The cyber criminals behind the notorious Cerber ransomware family have released three new versions of the malware this week, with the most notable change being the addition of new IP ranges in Cerber 5.0.
Initially spotted in early March, Cerber took a different approach to informing users that they have been infected: it included a .vbs file with a VBScript that caused the compromised machine to speak to the victim. Adding the .CERBER extension to encrypted files, the threat was also observed scanning all accessible network shares for files to encrypt.
Used in massive campaigns worldwide, including one targeting Office 365 users, Cerber has seen numerous upgrades since March, with the second major release observed in early August. Available to other cybercriminals via the ransomware-as-a-service model, Cerber was estimated in August to generate $2.3 million in annual revenue.
Cerber 4.0, the latest major variant of the malware, was released about a month and a half ago, roughly one week after the threat was observed killing database processes on the infected machines and just over a month after Cerber 3.0 emerged.
On Thursday, security researchers observed version 5.0 of the ransomware being distributed, less than 24 hours after version 4.1.6 had been released. Several hours later, version 5.0.1 also emerged, showing that the malware’s developers are aggressively updating their software.

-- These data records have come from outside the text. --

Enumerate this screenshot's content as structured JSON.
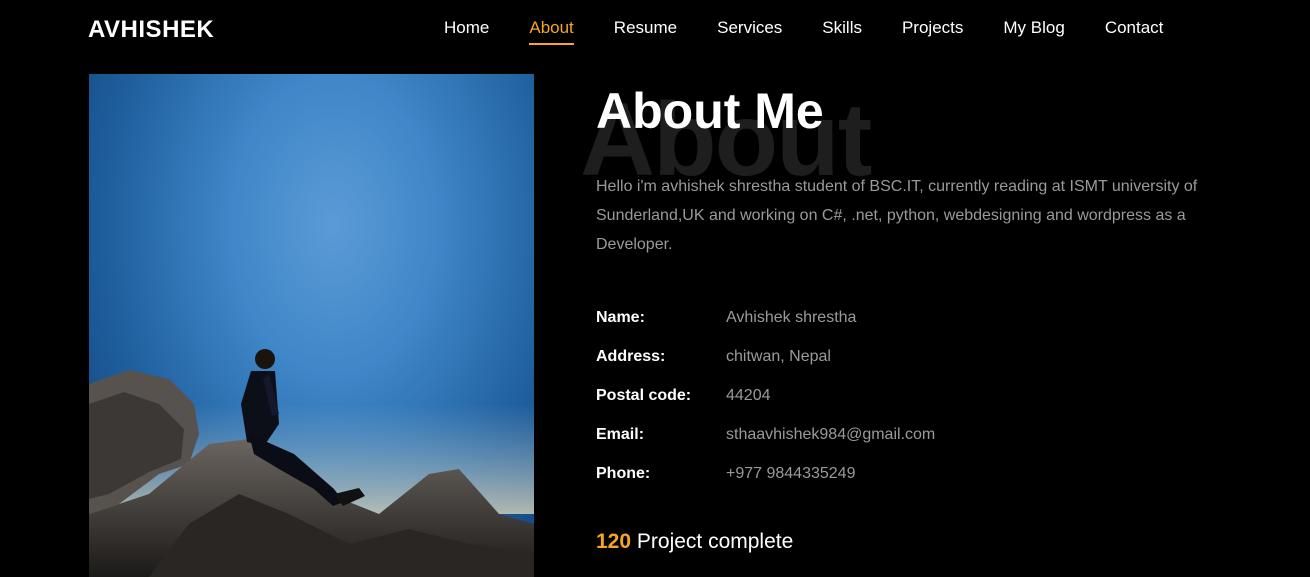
{
  "brand": {
    "logo": "AVHISHEK"
  },
  "nav": {
    "items": [
      {
        "label": "Home"
      },
      {
        "label": "About",
        "active": true
      },
      {
        "label": "Resume"
      },
      {
        "label": "Services"
      },
      {
        "label": "Skills"
      },
      {
        "label": "Projects"
      },
      {
        "label": "My Blog"
      },
      {
        "label": "Contact"
      }
    ]
  },
  "about": {
    "bg_word": "About",
    "title": "About Me",
    "intro": "Hello i'm avhishek shrestha student of BSC.IT, currently reading at ISMT university of Sunderland,UK and working on C#, .net, python, webdesigning and wordpress as a Developer.",
    "info": [
      {
        "label": "Name:",
        "value": "Avhishek shrestha"
      },
      {
        "label": "Address:",
        "value": "chitwan, Nepal"
      },
      {
        "label": "Postal code:",
        "value": "44204"
      },
      {
        "label": "Email:",
        "value": "sthaavhishek984@gmail.com"
      },
      {
        "label": "Phone:",
        "value": "+977 9844335249"
      }
    ],
    "stat": {
      "number": "120",
      "label": "Project complete"
    }
  },
  "colors": {
    "accent": "#f5a623",
    "background": "#000000",
    "muted_text": "#9a9a9a"
  }
}
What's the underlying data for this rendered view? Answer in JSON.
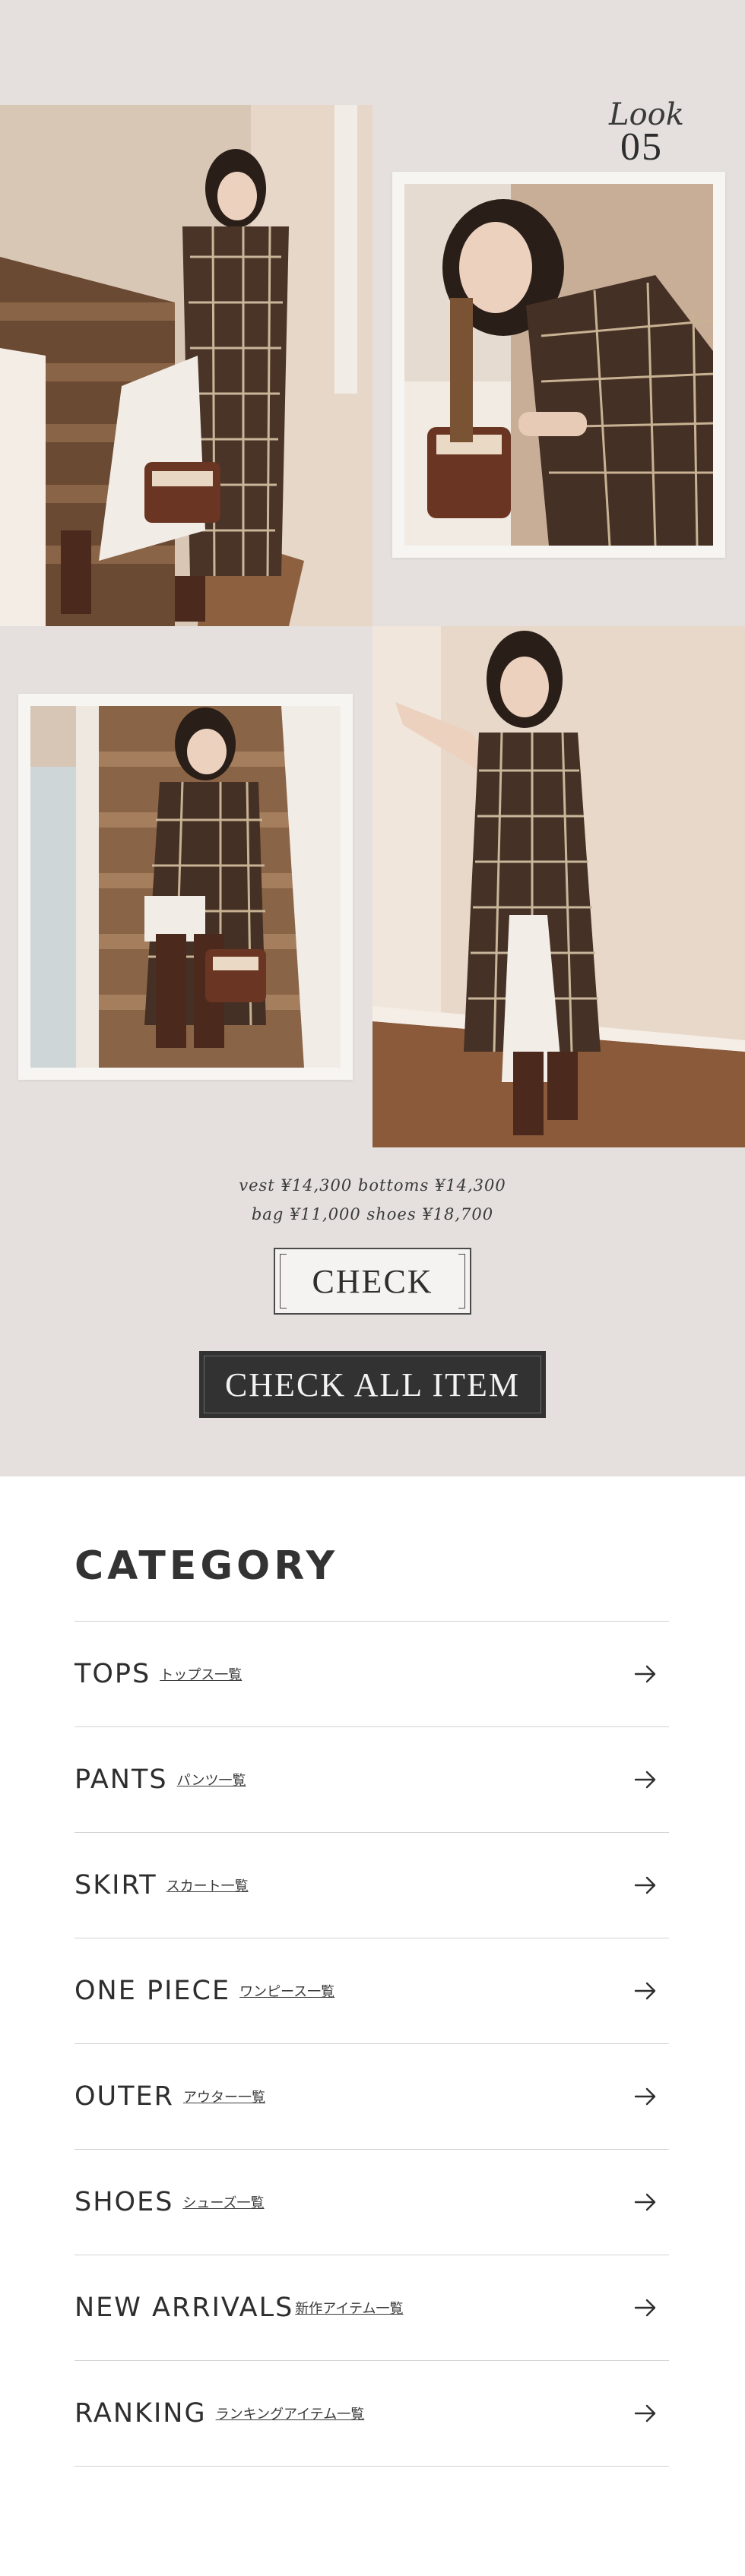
{
  "look": {
    "script": "Look",
    "number": "05",
    "credits_line1": "vest ¥14,300 bottoms ¥14,300",
    "credits_line2": "bag ¥11,000 shoes ¥18,700",
    "check_label": "CHECK",
    "check_all_label": "CHECK ALL ITEM"
  },
  "category": {
    "title": "CATEGORY",
    "items": [
      {
        "name": "TOPS",
        "sub": "トップス一覧"
      },
      {
        "name": "PANTS",
        "sub": "パンツ一覧"
      },
      {
        "name": "SKIRT",
        "sub": "スカート一覧"
      },
      {
        "name": "ONE PIECE",
        "sub": "ワンピース一覧"
      },
      {
        "name": "OUTER",
        "sub": "アウター一覧"
      },
      {
        "name": "SHOES",
        "sub": "シューズ一覧"
      },
      {
        "name": "NEW ARRIVALS",
        "sub": "新作アイテム一覧"
      },
      {
        "name": "RANKING",
        "sub": "ランキングアイテム一覧"
      }
    ]
  },
  "icons": {
    "arrow": "arrow-right-icon"
  },
  "colors": {
    "look_bg": "#e5e0dd",
    "dark_button": "#323232",
    "text": "#2e2e2e"
  }
}
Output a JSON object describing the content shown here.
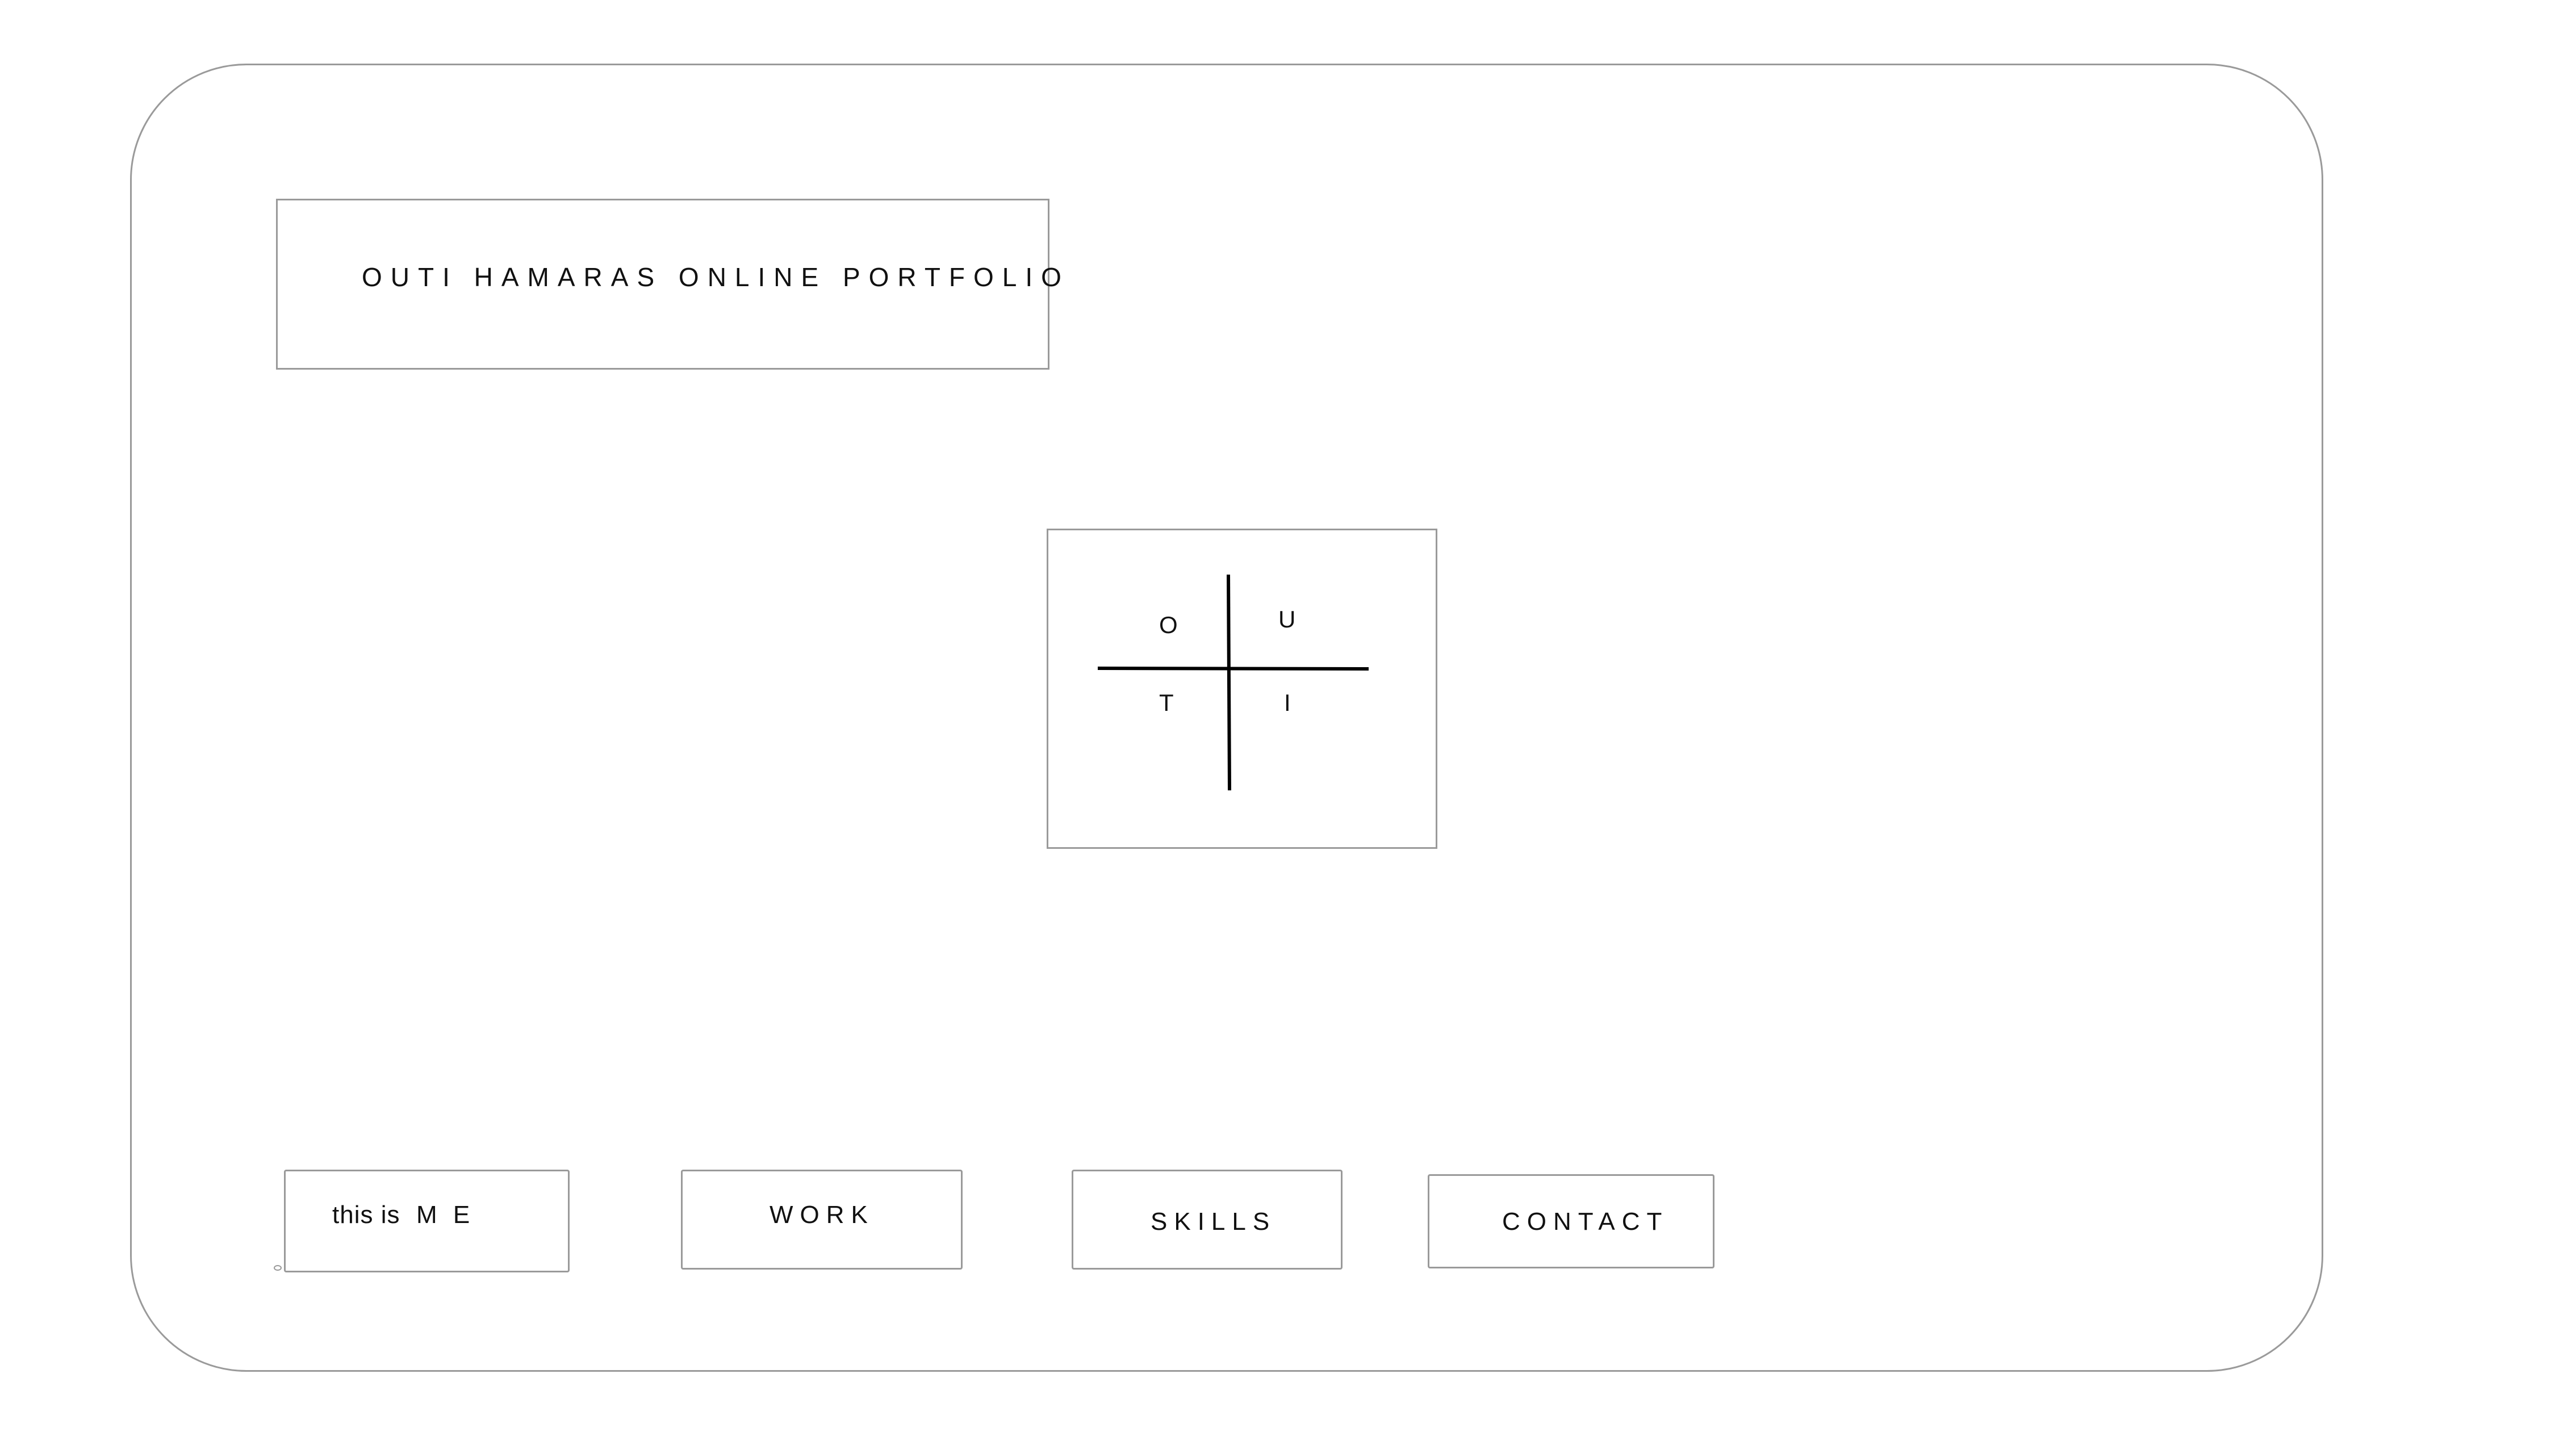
{
  "header": {
    "title": "OUTI  HAMARAS ONLINE PORTFOLIO"
  },
  "logo": {
    "letters": [
      "O",
      "U",
      "T",
      "I"
    ]
  },
  "nav": {
    "me_prefix": "this is",
    "me_label": "M E",
    "work_label": "WORK",
    "skills_label": "SKILLS",
    "contact_label": "CONTACT"
  },
  "colors": {
    "border": "#9a9a9a",
    "text": "#111111",
    "background": "#ffffff"
  }
}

While analyzing Ceber 5.0, Check Point security researchers noticed that it uses new IP ranges for the command and control (C&C) communication. One of the IP ranges, however, was observed in version 4.1.6, but the rest of them are brand new, it seems. Just as before, the security researchers explain, the malware broadcasts messages to all IP addresses via UDP.
Other changes in the new variant include the fact that it skips 640 bytes when encrypting a file (compared to 512 bytes before), and that it doesn’t encrypt files smaller than 2,560 bytes (compared to 1,024 bytes before). Moreover, the ransomware now also targets files that feature the .secret extension.
At the moment, the ransomware is being distributed via spam emails and exploit kits, specifically Rig-V exploit kit. As with the previous variants, the malware randomly generates encrypted file extensions using 4 random alphabetic letters.
The malware continues to search for databases and files related to them, and can encrypt various database file types, Check Point says. The malware drops a ransom note on the desktop to inform users on the infection, and also drops an interactive .hta file with information in different languages. The rest of the features are unchanged from the previous releases.